Proposed Architecture
flowchart TD
PR[PR push] --> Lint[lint job — 60s]
PR --> LinuxFull[linux: build+test+geode — 5min warm / 8min cold]
PR --> MacOS[macos: build+test — 8min warm / 15min cold]
MainPush[Push to main] --> Lint2[lint]
MainPush --> LinuxFull2[linux full]
MainPush --> MacOS2[macos full]
MainPush --> SkiaRef[skia_ref tests — REMOVED in #546]
Nightly[nightly cron] --> Fuzz[fuzzers — moved off main pushes]
Nightly --> ExtraSanity[full --config=text-full + --config=geode matrix]
LinuxFull -.GHA disk cache, per-config slot.-> CacheLinux[(GHA cache: CI-Linux-default)]
MacOS -.GHA disk cache, per-config slot.-> CacheMacos[(GHA cache: CI-macOS-default)]
Fuzz -.dedicated cache slot.-> FuzzCache[(GHA cache: CI-macOS-asan-fuzzer)]
LinuxFull -.our PRs only.-> RemoteCache[(internal bazel-re1 remote cache)]
MacOS -.our PRs only.-> RemoteCache
LinuxFull2 -.write-through.-> RemoteCache
MacOS2 -.write-through.-> RemoteCache
PR-time gates: lint (~60s, parallel) + linux (~5–8 min) + macOS (~8–15 min). macOS remains the critical path on cold cache; the goal is to make it ≤ 15 min by sizing it up (M4) and giving it an exclusive cache slot that isn't evicted by the fuzzer step (M1).
Risks and Mitigations
- GHA cache quota exhaustion (per-config + per-PR slots): GHA gives 10 GB per repo. Per-config + per-PR + per-week TTL keeps us in budget; monitor actions/cache quota warnings after M5 rollout.
- macos-15-large cost overrun (M4): macos-15-large is ~5x the per-minute rate of macos-15. If wall-clock improvement is < 5x, we're paying more for the same throughput. Validate before rolling forward.
- bazel-re1 outage tanks our own CI (M6): --remote_local_fallback=true means a cache miss falls back to local execution; outage degrades to current behavior.
- Per-PR cache write doubles every PR (M5): same active PRs that today read a stale cache will tomorrow each carry their own cache. Trade-off is faster iteration vs. cache pressure. Mitigate with shorter retention.
Testing and Validation
For each milestone:
- Record baseline (current step seconds for the affected job) before the change.
- Apply the change in a feature branch.
- Force at least one cold-cache run (push a comment-only commit, or use workflow_dispatch with cache cleared).
- Force at least one warm-cache run on top.
- Compare per-step seconds against baseline; record in the milestone PR description.
- Roll back if any step regresses by > 10% without a justifying win elsewhere.
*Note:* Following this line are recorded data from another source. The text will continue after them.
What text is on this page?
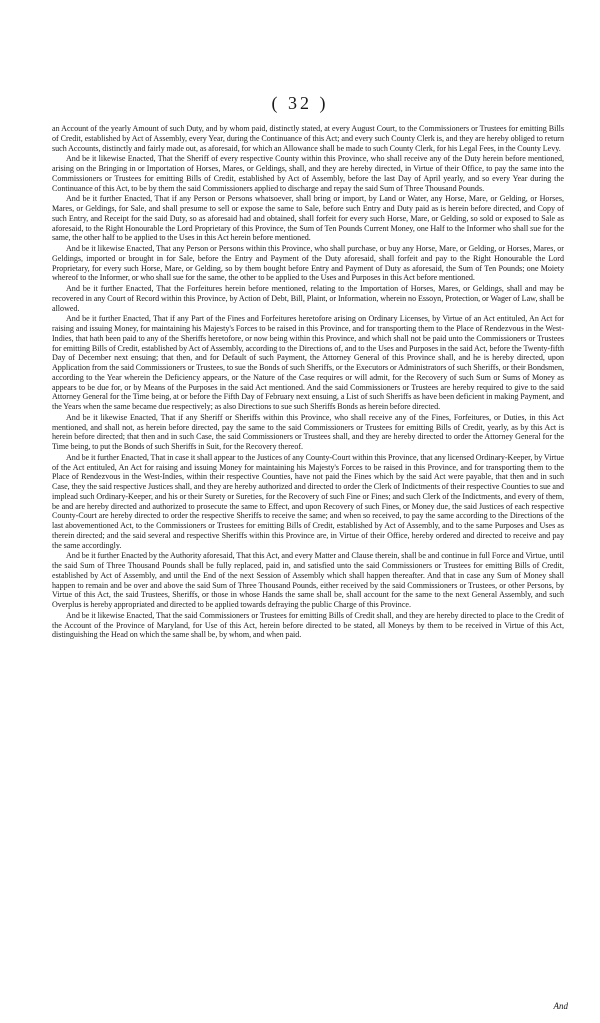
( 32 )

an Account of the yearly Amount of such Duty, and by whom paid, distinctly stated, at every August Court, to the Commissioners or Trustees for emitting Bills of Credit, established by Act of Assembly, every Year, during the Continuance of this Act; and every such County Clerk is, and they are hereby obliged to return such Accounts, distinctly and fairly made out, as aforesaid, for which an Allowance shall be made to such County Clerk, for his Legal Fees, in the County Levy.

And be it likewise Enacted, That the Sheriff of every respective County within this Province, who shall receive any of the Duty herein before mentioned, arising on the Bringing in or Importation of Horses, Mares, or Geldings, shall, and they are hereby directed, in Virtue of their Office, to pay the same into the Commissioners or Trustees for emitting Bills of Credit, established by Act of Assembly, before the last Day of April yearly, and so every Year during the Continuance of this Act, to be by them the said Commissioners applied to discharge and repay the said Sum of Three Thousand Pounds.

And be it further Enacted, That if any Person or Persons whatsoever, shall bring or import, by Land or Water, any Horse, Mare, or Gelding, or Horses, Mares, or Geldings, for Sale, and shall presume to sell or expose the same to Sale, before such Entry and Duty paid as is herein before directed, and Copy of such Entry, and Receipt for the said Duty, so as aforesaid had and obtained, shall forfeit for every such Horse, Mare, or Gelding, so sold or exposed to Sale as aforesaid, to the Right Honourable the Lord Proprietary of this Province, the Sum of Ten Pounds Current Money, one Half to the Informer who shall sue for the same, the other half to be applied to the Uses in this Act herein before mentioned.

And be it likewise Enacted, That any Person or Persons within this Province, who shall purchase, or buy any Horse, Mare, or Gelding, or Horses, Mares, or Geldings, imported or brought in for Sale, before the Entry and Payment of the Duty aforesaid, shall forfeit and pay to the Right Honourable the Lord Proprietary, for every such Horse, Mare, or Gelding, so by them bought before Entry and Payment of Duty as aforesaid, the Sum of Ten Pounds; one Moiety whereof to the Informer, or who shall sue for the same, the other to be applied to the Uses and Purposes in this Act before mentioned.

And be it further Enacted, That the Forfeitures herein before mentioned, relating to the Importation of Horses, Mares, or Geldings, shall and may be recovered in any Court of Record within this Province, by Action of Debt, Bill, Plaint, or Information, wherein no Essoyn, Protection, or Wager of Law, shall be allowed.

And be it further Enacted, That if any Part of the Fines and Forfeitures heretofore arising on Ordinary Licenses, by Virtue of an Act entituled, An Act for raising and issuing Money, for maintaining his Majesty's Forces to be raised in this Province, and for transporting them to the Place of Rendezvous in the West-Indies, that hath been paid to any of the Sheriffs heretofore, or now being within this Province, and which shall not be paid unto the Commissioners or Trustees for emitting Bills of Credit, established by Act of Assembly, according to the Directions of, and to the Uses and Purposes in the said Act, before the Twenty-fifth Day of December next ensuing; that then, and for Default of such Payment, the Attorney General of this Province shall, and he is hereby directed, upon Application from the said Commissioners or Trustees, to sue the Bonds of such Sheriffs, or the Executors or Administrators of such Sheriffs, or their Bondsmen, according to the Year wherein the Deficiency appears, or the Nature of the Case requires or will admit, for the Recovery of such Sum or Sums of Money as appears to be due for, or by Means of the Purposes in the said Act mentioned. And the said Commissioners or Trustees are hereby required to give to the said Attorney General for the Time being, at or before the Fifth Day of February next ensuing, a List of such Sheriffs as have been deficient in making Payment, and the Years when the same became due respectively; as also Directions to sue such Sheriffs Bonds as herein before directed.

And be it likewise Enacted, That if any Sheriff or Sheriffs within this Province, who shall receive any of the Fines, Forfeitures, or Duties, in this Act mentioned, and shall not, as herein before directed, pay the same to the said Commissioners or Trustees for emitting Bills of Credit, yearly, as by this Act is herein before directed; that then and in such Case, the said Commissioners or Trustees shall, and they are hereby directed to order the Attorney General for the Time being, to put the Bonds of such Sheriffs in Suit, for the Recovery thereof.

And be it further Enacted, That in case it shall appear to the Justices of any County-Court within this Province, that any licensed Ordinary-Keeper, by Virtue of the Act entituled, An Act for raising and issuing Money for maintaining his Majesty's Forces to be raised in this Province, and for transporting them to the Place of Rendezvous in the West-Indies, within their respective Counties, have not paid the Fines which by the said Act were payable, that then and in such Case, they the said respective Justices shall, and they are hereby authorized and directed to order the Clerk of Indictments of their respective Counties to sue and implead such Ordinary-Keeper, and his or their Surety or Sureties, for the Recovery of such Fine or Fines; and such Clerk of the Indictments, and every of them, be and are hereby directed and authorized to prosecute the same to Effect, and upon Recovery of such Fines, or Money due, the said Justices of each respective County-Court are hereby directed to order the respective Sheriffs to receive the same; and when so received, to pay the same according to the Directions of the last abovementioned Act, to the Commissioners or Trustees for emitting Bills of Credit, established by Act of Assembly, and to the same Purposes and Uses as therein directed; and the said several and respective Sheriffs within this Province are, in Virtue of their Office, hereby ordered and directed to receive and pay the same accordingly.

And be it further Enacted by the Authority aforesaid, That this Act, and every Matter and Clause therein, shall be and continue in full Force and Virtue, until the said Sum of Three Thousand Pounds shall be fully replaced, paid in, and satisfied unto the said Commissioners or Trustees for emitting Bills of Credit, established by Act of Assembly, and until the End of the next Session of Assembly which shall happen thereafter. And that in case any Sum of Money shall happen to remain and be over and above the said Sum of Three Thousand Pounds, either received by the said Commissioners or Trustees, or other Persons, by Virtue of this Act, the said Trustees, Sheriffs, or those in whose Hands the same shall be, shall account for the same to the next General Assembly, and such Overplus is hereby appropriated and directed to be applied towards defraying the public Charge of this Province.

And be it likewise Enacted, That the said Commissioners or Trustees for emitting Bills of Credit shall, and they are hereby directed to place to the Credit of the Account of the Province of Maryland, for Use of this Act, herein before directed to be stated, all Moneys by them to be received in Virtue of this Act, distinguishing the Head on which the same shall be, by whom, and when paid.

And
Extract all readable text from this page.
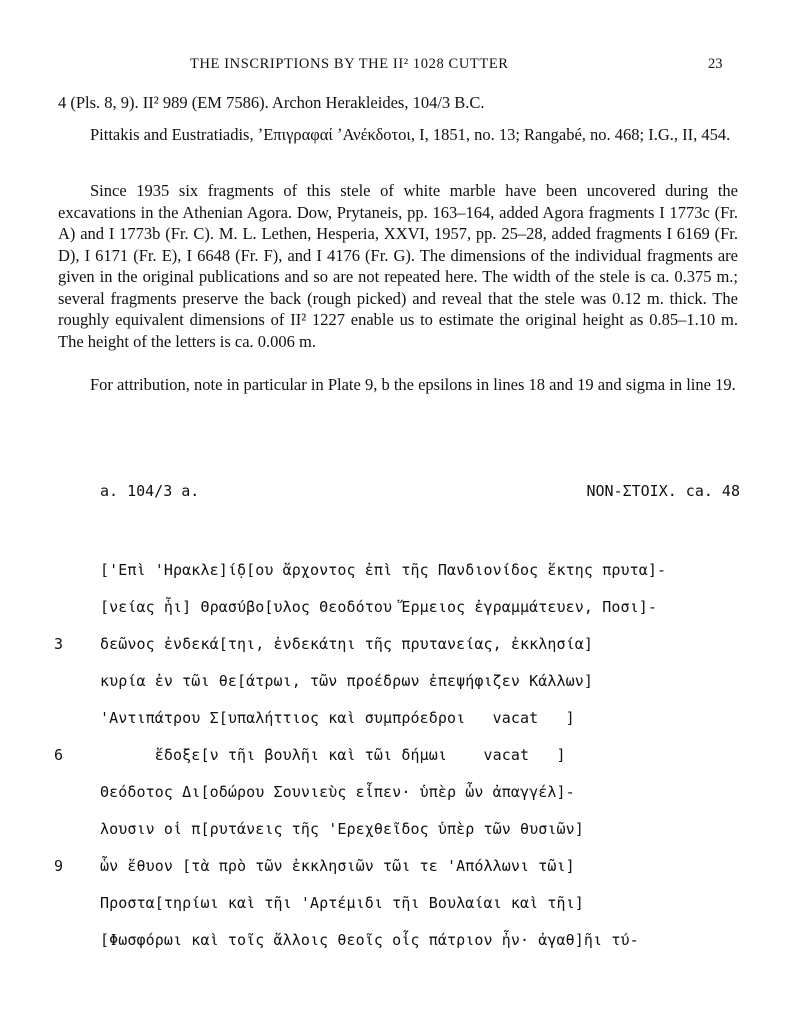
THE INSCRIPTIONS BY THE II² 1028 CUTTER	23
4 (Pls. 8, 9). II² 989 (EM 7586). Archon Herakleides, 104/3 B.C.
Pittakis and Eustratiadis, ʼΕπιγραφαί ʼΑνέκδοτοι, I, 1851, no. 13; Rangabé, no. 468; I.G., II, 454.
Since 1935 six fragments of this stele of white marble have been uncovered during the excavations in the Athenian Agora. Dow, Prytaneis, pp. 163–164, added Agora fragments I 1773c (Fr. A) and I 1773b (Fr. C). M. L. Lethen, Hesperia, XXVI, 1957, pp. 25–28, added fragments I 6169 (Fr. D), I 6171 (Fr. E), I 6648 (Fr. F), and I 4176 (Fr. G). The dimensions of the individual fragments are given in the original publications and so are not repeated here. The width of the stele is ca. 0.375 m.; several fragments preserve the back (rough picked) and reveal that the stele was 0.12 m. thick. The roughly equivalent dimensions of II² 1227 enable us to estimate the original height as 0.85–1.10 m. The height of the letters is ca. 0.006 m.
For attribution, note in particular in Plate 9, b the epsilons in lines 18 and 19 and sigma in line 19.
a. 104/3 a.	NON-ΣΤΟΙΧ. ca. 48
['Επὶ 'Ηρακλε]ί̣δ[ου ἄρχοντος ἐπὶ τῆς Πανδιονίδος ἕκτης πρυτα]-
[νείας ἧι] Θρασύβο[υλος Θεοδότου Ἕρμειος ἐγραμμάτευεν, Ποσι]-
3 δεῶνος ἐνδεκά[τηι, ἐνδεκάτηι τῆς πρυτανείας, ἐκκλησία]
κυρία ἐν τῶι θε[άτρωι, τῶν προέδρων ἐπεψήφιζεν Κάλλων]
'Αντιπάτρου Σ[υπαλήττιος καὶ συμπρόεδροι   vacat   ]
6 ἔδοξε[ν τῆι βουλῆι καὶ τῶι δήμωι    vacat   ]
Θεόδοτος Δι[οδώρου Σουνιεὺς εἶπεν· ὑπὲρ ὧν ἀπαγγέλ]-
λουσιν οἱ π[ρυτάνεις τῆς 'Ερεχθεῖδος ὑπὲρ τῶν θυσιῶν]
9 ὧν ἔθυον [τὰ πρὸ τῶν ἐκκλησιῶν τῶι τε 'Απόλλωνι τῶι]
Προστα[τηρίωι καὶ τῆι 'Αρτέμιδι τῆι Βουλαίαι καὶ τῆι]
[Φωσφόρωι καὶ τοῖς ἄλλοις θεοῖς οἷς πάτριον ἦν· ἀγαθ]ῆι τύ-
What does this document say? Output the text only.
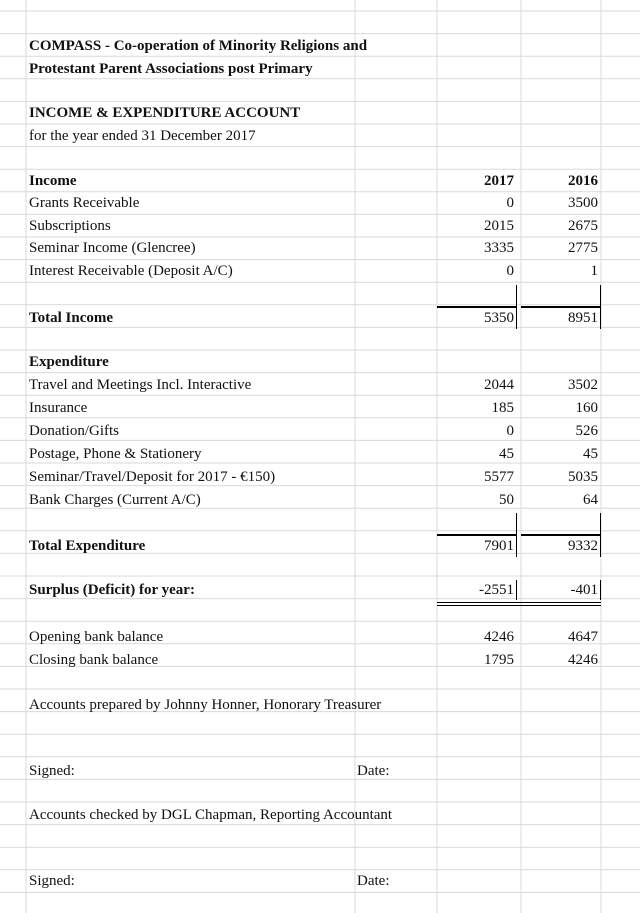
COMPASS - Co-operation of Minority Religions and
Protestant Parent Associations post Primary
INCOME & EXPENDITURE ACCOUNT
for the year ended 31 December 2017
Income	2017	2016
Grants Receivable	0	3500
Subscriptions	2015	2675
Seminar Income (Glencree)	3335	2775
Interest Receivable (Deposit A/C)	0	1
Total Income	5350	8951
Expenditure
Travel and Meetings Incl. Interactive	2044	3502
Insurance	185	160
Donation/Gifts	0	526
Postage, Phone & Stationery	45	45
Seminar/Travel/Deposit for 2017 - €150)	5577	5035
Bank Charges (Current A/C)	50	64
Total Expenditure	7901	9332
Surplus (Deficit) for year:	-2551	-401
Opening bank balance	4246	4647
Closing bank balance	1795	4246
Accounts prepared by Johnny Honner, Honorary Treasurer
Signed:	Date:
Accounts checked by DGL Chapman, Reporting Accountant
Signed:	Date:
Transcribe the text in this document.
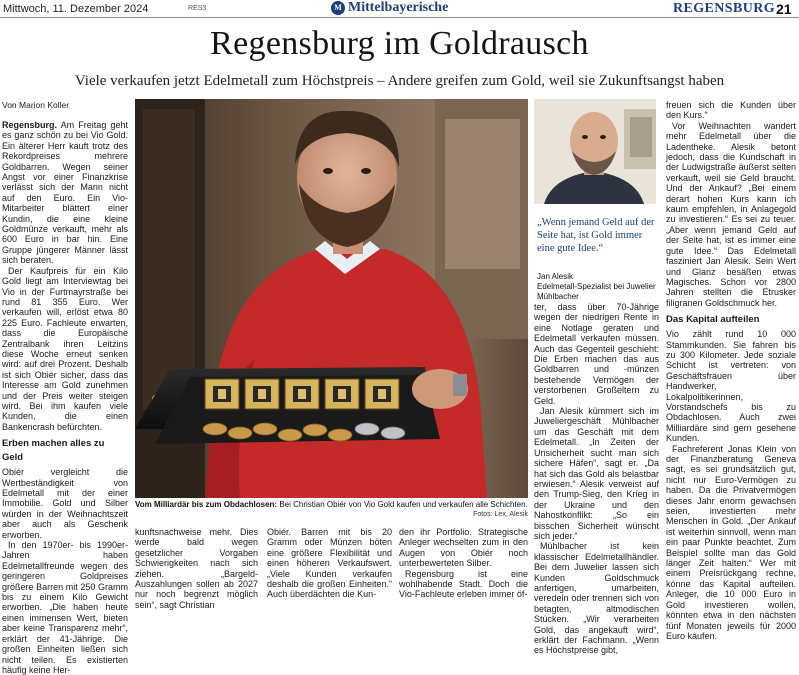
Mittwoch, 11. Dezember 2024	RES3	M Mittelbayerische	REGENSBURG 21
Regensburg im Goldrausch
Viele verkaufen jetzt Edelmetall zum Höchstpreis – Andere greifen zum Gold, weil sie Zukunftsangst haben
Von Marion Koller

Regensburg. Am Freitag geht es ganz schön zu bei Vio Gold. Ein älterer Herr kauft trotz des Rekordpreises mehrere Goldbarren. Wegen seiner Angst vor einer Finanzkrise verlässt sich der Mann nicht auf den Euro. Ein Vio-Mitarbeiter blättert einer Kundin, die eine kleine Goldmünze verkauft, mehr als 600 Euro in bar hin. Eine Gruppe jüngerer Männer lässt sich beraten.

Der Kaufpreis für ein Kilo Gold liegt am Interviewtag bei Vio in der Furtmayrstraße bei rund 81 355 Euro. Wer verkaufen will, erlöst etwa 80 225 Euro. Fachleute erwarten, dass die Europäische Zentralbank ihren Leitzins diese Woche erneut senken wird: auf drei Prozent. Deshalb ist sich Obiér sicher, dass das Interesse am Gold zunehmen und der Preis weiter steigen wird. Bei ihm kaufen viele Kunden, die einen Bankencrash befürchten.

Erben machen alles zu Geld

Obiér vergleicht die Wertbeständigkeit von Edelmetall mit der einer Immobilie. Gold und Silber würden in der Weihnachtszeit aber auch als Geschenk erworben.

In den 1970er- bis 1990er-Jahren haben Edelmetallfreunde wegen des geringeren Goldpreises größere Barren mit 250 Gramm bis zu einem Kilo Gewicht erworben. „Die haben heute einen immensen Wert, bieten aber keine Transparenz mehr“, erklärt der 41-Jährige. Die großen Einheiten ließen sich nicht teilen. Es existierten häufig keine Her-

Vom Milliardär bis zum Obdachlosen: Bei Christian Obiér von Vio Gold kaufen und verkaufen alle Schichten.
Fotos: Lex, Alesik

kunftsnachweise mehr. Dies werde bald wegen gesetzlicher Vorgaben Schwierigkeiten nach sich ziehen. „Bargeld-Auszahlungen sollen ab 2027 nur noch begrenzt möglich sein“, sagt Christian

Obiér. Barren mit bis 20 Gramm oder Münzen böten eine größere Flexibilität und einen höheren Verkaufswert. „Viele Kunden verkaufen deshalb die großen Einheiten.“ Auch überdächten die Kun-

den ihr Portfolio. Strategische Anleger wechselten zum in den Augen von Obiér noch unterbewerteten Silber.

Regensburg ist eine wohlhabende Stadt. Doch die Vio-Fachleute erleben immer öf-

„Wenn jemand Geld auf der Seite hat, ist Gold immer eine gute Idee.“
Jan Alesik
Edelmetall-Spezialist bei Juwelier Mühlbacher

ter, dass über 70-Jährige wegen der niedrigen Rente in eine Notlage geraten und Edelmetall verkaufen müssen. Auch das Gegenteil geschieht: Die Erben machen das aus Goldbarren und -münzen bestehende Vermögen der verstorbenen Großeltern zu Geld.

Jan Alesik kümmert sich im Juweliergeschäft Mühlbacher um das Geschäft mit dem Edelmetall. „In Zeiten der Unsicherheit sucht man sich sichere Häfen“, sagt er. „Da hat sich das Gold als belastbar erwiesen.“ Alesik verweist auf den Trump-Sieg, den Krieg in der Ukraine und den Nahostkonflikt: „So ein bisschen Sicherheit wünscht sich jeder.“

Mühlbacher ist kein klassischer Edelmetallhändler. Bei dem Juwelier lassen sich Kunden Goldschmuck anfertigen, umarbeiten, veredeln oder trennen sich von betagten, altmodischen Stücken. „Wir verarbeiten Gold, das angekauft wird“, erklärt der Fachmann. „Wenn es Höchstpreise gibt,

freuen sich die Kunden über den Kurs.“

Vor Weihnachten wandert mehr Edelmetall über die Ladentheke. Alesik betont jedoch, dass die Kundschaft in der Ludwigstraße äußerst selten verkauft, weil sie Geld braucht. Und der Ankauf? „Bei einem derart hohen Kurs kann ich kaum empfehlen, in Anlagegold zu investieren.“ Es sei zu teuer. „Aber wenn jemand Geld auf der Seite hat, ist es immer eine gute Idee.“ Das Edelmetall fasziniert Jan Alesik. Sein Wert und Glanz besäßen etwas Magisches. Schon vor 2800 Jahren stellten die Etrusker filigranen Goldschmuck her.

Das Kapital aufteilen

Vio zählt rund 10 000 Stammkunden. Sie fahren bis zu 300 Kilometer. Jede soziale Schicht ist vertreten: von Geschäftsfrauen über Handwerker, Lokalpolitikerinnen, Vorstandschefs bis zu Obdachlosen. Auch zwei Milliardäre sind gern gesehene Kunden.

Fachreferent Jonas Klein von der Finanzberatung Geneva sagt, es sei grundsätzlich gut, nicht nur Euro-Vermögen zu haben. Da die Privatvermögen dieses Jahr enorm gewachsen seien, investierten mehr Menschen in Gold. „Der Ankauf ist weiterhin sinnvoll, wenn man ein paar Punkte beachtet. Zum Beispiel sollte man das Gold länger Zeit halten.“ Wer mit einem Preisrückgang rechne, könne das Kapital aufteilen. Anleger, die 10 000 Euro in Gold investieren wollen, könnten etwa in den nächsten fünf Monaten jeweils für 2000 Euro kaufen.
A small tools/ci_timing_report.py script that ingests gh run view ... --json jobs output and emits a markdown table would make this measurement repeatable. Optional but recommended before starting M1.
Open Questions
- Is the post-#546 macOS cold Build actually under 8 min? If yes, we may be able to declare victory after just M1+M2 (per-config cache + lint).
- What's the current GHA cache quota usage for the repo? If we're already close to 10 GB, M5 (cross-PR cache writes) may need a tighter retention policy than the default 7 days.
- Is there a budget for macos-15-large (M4)? If not, skip and rely on the other levers.